La République démocratique du Congo amorce une transformation majeure de sa Police nationale. Le président Félix Antoine Tshisekedi a promulgué, mercredi 9 juillet, la loi de programmation de mise en œuvre de la réforme de la Police nationale congolaise (PNC), un texte structurant qui couvre la période 2026-2030. Cette initiative marque une volonté claire du gouvernement de professionnaliser les forces de l’ordre, à travers un plan ambitieux à la fois technologique, structurel et humain.
Portée par le ministère de l’Intérieur, la réforme a franchi toutes les étapes parlementaires, avec l’appui de la commission Défense et sécurité dirigée par Rubens Mikindo. Elle prévoit la formation de 90 000 nouveaux policiers et le recyclage de 21 000 agents actifs. Des investissements massifs sont prévus, avec un budget global de 2,55 milliards de dollars, en hausse de plus de 11 % par rapport aux exercices précédents. Ce financement devrait permettre, entre autres, de « numériser les opérations de la police » et « d’optimiser la surveillance criminelle », selon les objectifs fixés par le gouvernement.
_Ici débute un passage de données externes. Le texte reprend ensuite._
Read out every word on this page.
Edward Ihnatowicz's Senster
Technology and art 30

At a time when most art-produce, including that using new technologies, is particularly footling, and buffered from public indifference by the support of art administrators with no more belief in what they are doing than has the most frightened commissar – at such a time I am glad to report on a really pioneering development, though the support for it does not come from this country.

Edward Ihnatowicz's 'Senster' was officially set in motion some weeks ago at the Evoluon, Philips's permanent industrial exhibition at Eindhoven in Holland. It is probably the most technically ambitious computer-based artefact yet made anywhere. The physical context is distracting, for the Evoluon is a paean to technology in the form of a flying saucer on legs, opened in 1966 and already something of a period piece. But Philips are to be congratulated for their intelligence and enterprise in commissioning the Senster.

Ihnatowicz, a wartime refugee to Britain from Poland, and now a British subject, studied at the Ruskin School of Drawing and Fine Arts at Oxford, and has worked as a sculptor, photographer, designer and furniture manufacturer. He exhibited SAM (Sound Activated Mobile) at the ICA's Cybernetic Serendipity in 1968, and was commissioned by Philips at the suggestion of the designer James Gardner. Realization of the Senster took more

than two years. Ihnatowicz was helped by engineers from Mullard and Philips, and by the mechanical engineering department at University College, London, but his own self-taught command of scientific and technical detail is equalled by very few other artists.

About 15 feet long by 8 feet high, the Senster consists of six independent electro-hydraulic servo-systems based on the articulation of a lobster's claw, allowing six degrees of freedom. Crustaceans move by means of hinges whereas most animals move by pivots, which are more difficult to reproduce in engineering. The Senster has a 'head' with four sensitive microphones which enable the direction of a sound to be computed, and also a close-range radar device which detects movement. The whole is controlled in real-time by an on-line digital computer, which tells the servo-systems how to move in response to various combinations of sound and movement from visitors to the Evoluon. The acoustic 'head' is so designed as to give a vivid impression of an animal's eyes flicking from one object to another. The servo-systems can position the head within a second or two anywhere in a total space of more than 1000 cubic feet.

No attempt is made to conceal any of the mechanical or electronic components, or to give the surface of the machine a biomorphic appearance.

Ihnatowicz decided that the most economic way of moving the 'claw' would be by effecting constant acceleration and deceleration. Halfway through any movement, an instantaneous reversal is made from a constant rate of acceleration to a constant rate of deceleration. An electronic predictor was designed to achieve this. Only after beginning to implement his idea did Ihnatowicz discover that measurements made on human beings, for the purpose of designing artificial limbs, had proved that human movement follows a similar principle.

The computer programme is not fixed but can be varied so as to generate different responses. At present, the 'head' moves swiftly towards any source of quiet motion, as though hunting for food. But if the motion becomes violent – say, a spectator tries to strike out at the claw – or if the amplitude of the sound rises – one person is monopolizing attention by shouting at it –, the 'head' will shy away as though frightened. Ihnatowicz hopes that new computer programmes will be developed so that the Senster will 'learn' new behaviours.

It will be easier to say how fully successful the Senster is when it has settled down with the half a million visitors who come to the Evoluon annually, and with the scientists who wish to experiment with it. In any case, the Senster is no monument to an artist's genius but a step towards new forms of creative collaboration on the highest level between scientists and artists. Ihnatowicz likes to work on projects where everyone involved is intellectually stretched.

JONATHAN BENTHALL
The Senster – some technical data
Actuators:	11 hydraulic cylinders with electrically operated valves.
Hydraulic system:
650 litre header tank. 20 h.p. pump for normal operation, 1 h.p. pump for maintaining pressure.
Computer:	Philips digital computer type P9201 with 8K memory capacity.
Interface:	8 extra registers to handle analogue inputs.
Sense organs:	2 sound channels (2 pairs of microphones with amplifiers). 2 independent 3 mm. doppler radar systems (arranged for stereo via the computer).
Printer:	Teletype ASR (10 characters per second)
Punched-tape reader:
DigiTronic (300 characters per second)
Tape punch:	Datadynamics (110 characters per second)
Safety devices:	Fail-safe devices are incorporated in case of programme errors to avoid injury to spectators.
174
Sur le plan des infrastructures, le texte de loi prévoit la construction de 1 046 commissariats dans les Entités Territoriales Décentralisées (ETD). En parallèle, les unités spécialisées de la PNC seront renforcées, avec une augmentation du nombre de policiers formés dans ces domaines de 5 000 à 10 000 en cinq ans. Une redynamisation des unités canines est également au programme, tandis que les écoles de formation passeront de quatre à six sur l’ensemble du territoire.
L’une des grandes nouveautés réside dans l’industrialisation du secteur policier. Une industrie dédiée à la production d’équipements et d’accessoires sera mise en place, accompagnée de la création de garages de maintenance propres à la Police dans chaque province. Enfin, un accent particulier sera mis sur le lien entre la police et la population. « Le budget alloué à l’axe stratégique C, axé sur la redevabilité de la Police et le partenariat police-population, sera amélioré », précise la loi. Le texte sera intégré à la loi des finances de 2026, confirmant sa portée structurelle pour les années à venir.